KARACHI: Half a dozen Chinese companies on Monday visited Pakistan Steel Mills (PSM) as the process to privatise the government’s largest industrial unit gains momentum.
According to steel industry officials, these companies have expressed an interest in exploring the option of buying stakes in PSM and are currently on a visit after Pakistan held a road show in China to promote the transaction.
Additionally, the government has also communicated to the International Monetary Fund (IMF) that it will try to complete the privatisation of PSM by March 2016.
The government is facing stiff resistance from opposition parties, especially Pakistan Peoples Party (PPP) in privatising PSM because of which the process has become a challenge for the state.
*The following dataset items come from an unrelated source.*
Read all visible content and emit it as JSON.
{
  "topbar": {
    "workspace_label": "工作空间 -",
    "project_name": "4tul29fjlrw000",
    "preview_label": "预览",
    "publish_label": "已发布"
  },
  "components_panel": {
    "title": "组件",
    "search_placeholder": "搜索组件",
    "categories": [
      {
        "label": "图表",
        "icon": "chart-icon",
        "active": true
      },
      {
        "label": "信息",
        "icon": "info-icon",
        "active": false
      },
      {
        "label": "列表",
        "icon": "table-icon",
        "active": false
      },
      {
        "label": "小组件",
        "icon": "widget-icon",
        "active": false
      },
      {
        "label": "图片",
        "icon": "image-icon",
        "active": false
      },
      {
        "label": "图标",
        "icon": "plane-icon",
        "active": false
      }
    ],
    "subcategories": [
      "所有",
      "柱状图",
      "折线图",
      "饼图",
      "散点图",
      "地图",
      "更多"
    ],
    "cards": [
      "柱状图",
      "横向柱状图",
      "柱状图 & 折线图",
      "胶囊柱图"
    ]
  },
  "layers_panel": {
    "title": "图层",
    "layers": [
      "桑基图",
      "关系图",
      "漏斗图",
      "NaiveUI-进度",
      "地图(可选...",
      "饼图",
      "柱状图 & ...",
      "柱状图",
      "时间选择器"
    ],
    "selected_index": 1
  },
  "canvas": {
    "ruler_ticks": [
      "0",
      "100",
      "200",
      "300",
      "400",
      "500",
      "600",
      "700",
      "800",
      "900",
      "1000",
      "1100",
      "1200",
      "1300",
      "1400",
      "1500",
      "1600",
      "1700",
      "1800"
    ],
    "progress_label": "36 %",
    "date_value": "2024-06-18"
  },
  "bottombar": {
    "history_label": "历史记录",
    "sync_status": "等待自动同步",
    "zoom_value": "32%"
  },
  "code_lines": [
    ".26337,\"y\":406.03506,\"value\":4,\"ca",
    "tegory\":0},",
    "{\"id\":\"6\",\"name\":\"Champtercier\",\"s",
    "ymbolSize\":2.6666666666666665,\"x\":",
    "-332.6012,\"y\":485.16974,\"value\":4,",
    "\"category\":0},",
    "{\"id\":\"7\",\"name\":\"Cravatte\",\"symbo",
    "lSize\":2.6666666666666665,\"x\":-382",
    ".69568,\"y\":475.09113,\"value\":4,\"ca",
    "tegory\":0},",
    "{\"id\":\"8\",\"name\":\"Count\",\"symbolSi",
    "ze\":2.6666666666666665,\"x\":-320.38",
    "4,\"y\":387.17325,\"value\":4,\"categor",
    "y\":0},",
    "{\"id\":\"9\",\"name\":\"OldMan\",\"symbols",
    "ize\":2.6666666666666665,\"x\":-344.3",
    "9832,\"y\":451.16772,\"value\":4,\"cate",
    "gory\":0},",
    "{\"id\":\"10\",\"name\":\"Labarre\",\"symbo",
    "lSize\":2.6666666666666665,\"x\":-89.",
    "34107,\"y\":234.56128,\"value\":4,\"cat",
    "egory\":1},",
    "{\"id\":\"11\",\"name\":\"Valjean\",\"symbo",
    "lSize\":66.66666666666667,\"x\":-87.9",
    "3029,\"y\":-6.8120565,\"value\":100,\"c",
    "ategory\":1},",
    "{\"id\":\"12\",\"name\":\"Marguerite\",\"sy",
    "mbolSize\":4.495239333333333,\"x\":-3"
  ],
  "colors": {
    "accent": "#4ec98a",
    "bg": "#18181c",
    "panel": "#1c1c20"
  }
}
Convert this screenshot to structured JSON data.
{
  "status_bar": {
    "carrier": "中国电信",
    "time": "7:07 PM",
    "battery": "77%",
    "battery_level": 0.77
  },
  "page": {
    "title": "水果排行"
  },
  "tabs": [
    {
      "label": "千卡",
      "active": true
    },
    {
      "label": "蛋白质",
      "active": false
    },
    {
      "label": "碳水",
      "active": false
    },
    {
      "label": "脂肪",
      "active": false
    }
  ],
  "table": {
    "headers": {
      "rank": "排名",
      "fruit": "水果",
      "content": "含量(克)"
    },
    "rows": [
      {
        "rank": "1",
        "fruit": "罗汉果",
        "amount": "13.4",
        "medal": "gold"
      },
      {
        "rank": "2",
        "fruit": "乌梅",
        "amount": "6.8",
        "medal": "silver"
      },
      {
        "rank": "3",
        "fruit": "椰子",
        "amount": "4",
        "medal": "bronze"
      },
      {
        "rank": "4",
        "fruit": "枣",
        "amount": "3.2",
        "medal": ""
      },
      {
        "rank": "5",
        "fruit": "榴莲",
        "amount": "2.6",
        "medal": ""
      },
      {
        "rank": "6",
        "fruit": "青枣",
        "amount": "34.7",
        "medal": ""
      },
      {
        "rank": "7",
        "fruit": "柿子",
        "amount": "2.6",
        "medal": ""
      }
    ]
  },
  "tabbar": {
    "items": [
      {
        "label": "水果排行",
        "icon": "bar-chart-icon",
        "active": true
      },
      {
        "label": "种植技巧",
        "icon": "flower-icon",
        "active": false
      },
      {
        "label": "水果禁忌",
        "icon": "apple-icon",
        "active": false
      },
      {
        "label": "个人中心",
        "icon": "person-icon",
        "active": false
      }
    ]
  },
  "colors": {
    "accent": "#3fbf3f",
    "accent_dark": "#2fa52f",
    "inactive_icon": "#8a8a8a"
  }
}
Perturbed with huge losses that the mill is making, the federal government has recently offered the Sindh government to take over PSM if it is interested in running the mill. In return, the finance minister of Sindh said that the provincial government is ready to handle the mill but none of the governments have communicated this agreement in a written form.
The PML-N government had approved a Rs18.5-billion-bailout package in April last year, which it further increased by Rs2.5 billion to pay employees’ salaries.
The management of PSM had claimed that the Rs18.5 billion cash injection would help achieve 77% capacity utilisation by January 2015 – a target that was never achieved.
Published in The Express Tribune, October 13th, 2015.